Painting with light is one of the easiest ways to transform your night scenes from ordinary to extraordinary. Although you rely on natural light for most daylight photography, introducing artificial light when shooting night photography allows you to get really creative.
The brilliance of painting with light lies in its simplicity. Light painting doesn’t require masses of kit – all you need is a camera, some torches and a plan of action. If the idea is to paint a geographical subject rather than an urban scene, then it’s best to make a daytime visit first.
Look at the elements you plan to include and decide what you’d like to achieve by imagining how the shot will look at night, and how you could light it.

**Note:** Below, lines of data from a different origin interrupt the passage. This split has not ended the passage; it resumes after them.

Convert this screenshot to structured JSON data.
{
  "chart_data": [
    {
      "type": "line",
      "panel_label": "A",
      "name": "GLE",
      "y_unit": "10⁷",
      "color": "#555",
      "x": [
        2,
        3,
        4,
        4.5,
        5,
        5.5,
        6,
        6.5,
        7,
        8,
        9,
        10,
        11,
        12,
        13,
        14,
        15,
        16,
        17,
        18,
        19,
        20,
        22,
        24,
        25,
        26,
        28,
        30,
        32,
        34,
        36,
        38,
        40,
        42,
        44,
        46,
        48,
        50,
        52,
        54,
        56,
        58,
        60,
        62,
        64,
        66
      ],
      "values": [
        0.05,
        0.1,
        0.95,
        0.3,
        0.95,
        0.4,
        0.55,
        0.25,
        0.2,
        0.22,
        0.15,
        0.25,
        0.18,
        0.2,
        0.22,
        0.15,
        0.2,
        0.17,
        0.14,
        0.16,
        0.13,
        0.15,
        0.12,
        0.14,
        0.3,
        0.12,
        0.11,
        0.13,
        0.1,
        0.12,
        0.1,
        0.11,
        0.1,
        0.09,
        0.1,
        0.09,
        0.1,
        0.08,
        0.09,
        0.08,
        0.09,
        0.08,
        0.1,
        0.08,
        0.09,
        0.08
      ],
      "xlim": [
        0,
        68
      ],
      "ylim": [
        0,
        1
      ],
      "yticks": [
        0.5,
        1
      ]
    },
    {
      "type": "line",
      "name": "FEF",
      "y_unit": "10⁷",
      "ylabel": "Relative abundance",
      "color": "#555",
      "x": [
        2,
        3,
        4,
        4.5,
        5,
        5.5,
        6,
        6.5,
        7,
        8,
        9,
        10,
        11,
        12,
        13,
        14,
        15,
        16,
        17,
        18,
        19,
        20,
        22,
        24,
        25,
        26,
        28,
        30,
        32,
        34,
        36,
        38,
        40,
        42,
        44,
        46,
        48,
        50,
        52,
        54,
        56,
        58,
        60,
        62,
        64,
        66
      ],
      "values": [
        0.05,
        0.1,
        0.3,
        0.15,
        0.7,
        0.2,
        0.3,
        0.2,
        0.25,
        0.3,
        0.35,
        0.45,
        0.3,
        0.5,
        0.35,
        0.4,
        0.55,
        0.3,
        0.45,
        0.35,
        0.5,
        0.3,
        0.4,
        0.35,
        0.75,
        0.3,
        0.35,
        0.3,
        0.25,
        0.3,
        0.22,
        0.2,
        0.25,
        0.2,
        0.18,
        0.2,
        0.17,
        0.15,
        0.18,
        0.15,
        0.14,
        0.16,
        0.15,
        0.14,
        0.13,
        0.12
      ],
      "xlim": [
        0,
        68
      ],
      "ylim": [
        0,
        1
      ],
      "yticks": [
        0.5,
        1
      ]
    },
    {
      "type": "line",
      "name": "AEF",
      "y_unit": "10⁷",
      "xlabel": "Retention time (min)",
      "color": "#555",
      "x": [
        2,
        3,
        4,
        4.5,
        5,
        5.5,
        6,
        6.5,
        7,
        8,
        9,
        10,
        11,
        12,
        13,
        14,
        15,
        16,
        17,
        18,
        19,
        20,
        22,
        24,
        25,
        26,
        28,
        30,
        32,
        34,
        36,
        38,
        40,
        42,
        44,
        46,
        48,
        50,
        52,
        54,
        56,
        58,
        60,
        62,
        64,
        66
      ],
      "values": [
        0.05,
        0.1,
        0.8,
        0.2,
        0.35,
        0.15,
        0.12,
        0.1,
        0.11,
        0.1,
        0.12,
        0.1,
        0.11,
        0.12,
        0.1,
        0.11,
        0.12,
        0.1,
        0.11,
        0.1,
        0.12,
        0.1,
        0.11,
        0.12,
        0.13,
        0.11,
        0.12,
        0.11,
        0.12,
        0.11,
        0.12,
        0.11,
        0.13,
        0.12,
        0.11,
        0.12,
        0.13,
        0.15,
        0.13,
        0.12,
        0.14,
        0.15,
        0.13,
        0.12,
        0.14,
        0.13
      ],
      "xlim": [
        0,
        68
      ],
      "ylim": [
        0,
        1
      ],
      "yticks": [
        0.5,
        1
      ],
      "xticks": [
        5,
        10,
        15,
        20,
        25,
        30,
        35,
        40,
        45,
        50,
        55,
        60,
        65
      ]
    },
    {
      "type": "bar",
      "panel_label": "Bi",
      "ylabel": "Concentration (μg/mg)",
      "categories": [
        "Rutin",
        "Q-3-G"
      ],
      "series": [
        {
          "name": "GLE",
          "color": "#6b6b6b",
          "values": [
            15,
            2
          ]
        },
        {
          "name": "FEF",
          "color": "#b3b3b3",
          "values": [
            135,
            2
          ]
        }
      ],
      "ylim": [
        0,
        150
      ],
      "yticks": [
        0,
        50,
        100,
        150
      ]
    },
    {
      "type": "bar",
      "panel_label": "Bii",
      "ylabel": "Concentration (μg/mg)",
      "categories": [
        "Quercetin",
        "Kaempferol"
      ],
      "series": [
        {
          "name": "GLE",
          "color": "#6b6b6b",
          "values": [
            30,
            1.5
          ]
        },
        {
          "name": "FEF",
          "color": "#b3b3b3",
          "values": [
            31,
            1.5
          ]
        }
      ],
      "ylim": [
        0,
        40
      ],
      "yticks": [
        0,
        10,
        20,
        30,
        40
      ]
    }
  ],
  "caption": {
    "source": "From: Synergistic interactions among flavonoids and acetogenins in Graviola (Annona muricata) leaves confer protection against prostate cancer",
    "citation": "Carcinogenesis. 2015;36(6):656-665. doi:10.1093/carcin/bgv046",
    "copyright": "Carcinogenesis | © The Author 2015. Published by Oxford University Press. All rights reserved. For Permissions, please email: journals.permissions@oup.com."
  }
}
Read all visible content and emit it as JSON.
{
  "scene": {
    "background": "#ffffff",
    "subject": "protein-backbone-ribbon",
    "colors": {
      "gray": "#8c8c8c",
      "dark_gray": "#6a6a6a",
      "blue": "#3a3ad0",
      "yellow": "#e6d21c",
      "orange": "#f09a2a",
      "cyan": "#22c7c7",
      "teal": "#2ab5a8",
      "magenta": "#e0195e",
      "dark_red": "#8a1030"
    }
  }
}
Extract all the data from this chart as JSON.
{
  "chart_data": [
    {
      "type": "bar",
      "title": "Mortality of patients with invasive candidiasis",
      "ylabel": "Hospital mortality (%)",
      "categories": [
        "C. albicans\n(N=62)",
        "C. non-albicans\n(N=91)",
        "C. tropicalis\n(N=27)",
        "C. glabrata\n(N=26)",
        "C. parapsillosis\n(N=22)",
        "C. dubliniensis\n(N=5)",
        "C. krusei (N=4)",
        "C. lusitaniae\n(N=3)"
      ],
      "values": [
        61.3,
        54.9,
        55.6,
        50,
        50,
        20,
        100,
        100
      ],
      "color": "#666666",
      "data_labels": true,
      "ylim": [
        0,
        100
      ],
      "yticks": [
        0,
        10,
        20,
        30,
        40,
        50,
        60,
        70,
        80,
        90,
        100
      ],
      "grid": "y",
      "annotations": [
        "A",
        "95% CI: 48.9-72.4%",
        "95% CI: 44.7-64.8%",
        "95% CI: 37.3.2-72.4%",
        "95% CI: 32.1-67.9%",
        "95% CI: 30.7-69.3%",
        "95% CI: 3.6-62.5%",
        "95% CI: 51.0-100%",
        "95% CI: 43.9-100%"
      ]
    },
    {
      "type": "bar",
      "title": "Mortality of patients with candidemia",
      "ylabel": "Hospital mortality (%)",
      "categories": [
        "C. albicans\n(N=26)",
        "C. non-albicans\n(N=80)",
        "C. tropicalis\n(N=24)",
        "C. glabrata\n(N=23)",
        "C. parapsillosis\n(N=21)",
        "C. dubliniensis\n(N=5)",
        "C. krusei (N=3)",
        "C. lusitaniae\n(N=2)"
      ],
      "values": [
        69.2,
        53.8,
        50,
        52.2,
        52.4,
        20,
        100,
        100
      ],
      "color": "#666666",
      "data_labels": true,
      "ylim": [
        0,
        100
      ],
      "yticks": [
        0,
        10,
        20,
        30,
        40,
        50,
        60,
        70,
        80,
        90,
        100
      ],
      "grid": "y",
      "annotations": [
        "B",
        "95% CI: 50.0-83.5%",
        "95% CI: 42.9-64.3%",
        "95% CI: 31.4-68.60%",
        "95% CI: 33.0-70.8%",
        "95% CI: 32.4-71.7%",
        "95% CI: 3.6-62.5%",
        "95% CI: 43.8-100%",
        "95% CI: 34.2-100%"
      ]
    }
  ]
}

As when painting with light at dawn and dusk, the subject will look better when side lit, so think about where you will shoot from, how you will position your lights, and whether you will need to take an assistant with you to provide a second pair of hands.
Head for rocks, ruins, standing stones and granite tors, or try shooting coastal subjects such as lighthouses, groins and sea stacks. Try painting with light within the insides of caves, too, or light churches, monuments or old buildings.
Time to experiment
You’ll need to use long shutter speeds to get the exposure right, but you can use this time to your advantage, as it gives you time to paint objects. Try using multiple light sources coming from different directions if you can.
As well as hand torches, you can use a flashgun to light your scene. Blasting subjects with brighter, lighter flash light can have a dramatic effect – or try using a combination of both.
Also consider using head torches with different colour settings, like the red astro setting found on some models.